Sedangkan Dongheon? Dia hampir bangkrut karena membelikan apapun yang Kangmin minta di online shop.

Karena perhatian para Hyung, Kangmin pun bisa dengan cepat kembali ceria lagi.

Suatu hari sepulang sekolah,

"Hyuuuung!!!", teriak Kangmin begitu membuka pintu dorm.

Para Hyung pun segera mendekat, "Lihat nih aku bawa apa", ujar Kangmin sambil menunjukkan toples berisi air yang dibawanya.

"Ini... apaan Kangmin-ah?", tanya Yongseung dengan ekspresi bingung.

"Ikan cupang", jawab Kangmin.

"Busyet, kamu nemu di mana ikan cupang?", tanya Yeonho.

"Dikasih temenku hehehe", jawab Kangmin.

Dongheon langsung menghela napas keras, "Ini anak satu, emang kamu tahu cara ngerawat ikan?

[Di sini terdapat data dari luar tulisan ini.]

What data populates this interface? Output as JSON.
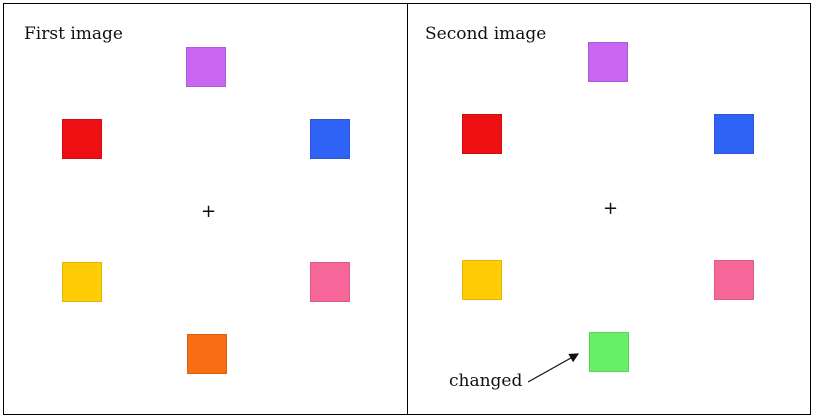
{
  "panels": {
    "first": {
      "title": "First image",
      "fixation": "+",
      "squares": {
        "top": {
          "color": "#c966f2"
        },
        "upper_left": {
          "color": "#ee0f12"
        },
        "upper_right": {
          "color": "#2f63f5"
        },
        "lower_left": {
          "color": "#ffcc05"
        },
        "lower_right": {
          "color": "#f76799"
        },
        "bottom": {
          "color": "#f96e13"
        }
      }
    },
    "second": {
      "title": "Second image",
      "fixation": "+",
      "squares": {
        "top": {
          "color": "#c966f2"
        },
        "upper_left": {
          "color": "#ee0f12"
        },
        "upper_right": {
          "color": "#2f63f5"
        },
        "lower_left": {
          "color": "#ffcc05"
        },
        "lower_right": {
          "color": "#f76799"
        },
        "bottom": {
          "color": "#67f065"
        }
      },
      "annotation": "changed"
    }
  }
}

Entar kalau..."

Hoyoung langsung menahannya, "Udah lah Hyung, biarin aja", bisiknya.

"Aku mau kasih nama dia Chuchu", ujar Kangmin sambil tersenyum lebar. Para Hyung pun jadi tidak bisa berkomentar apa-apa melihat Kangmin sesenang ini.

"Hyung nanti Chuchu jangan dimakan ya?", ujar Kangmin pada Dongheon sebelum berjalan pergi masuk kamar.

"Woi! Emangnya aku kucing apaan!", ujar Dongheon kesal.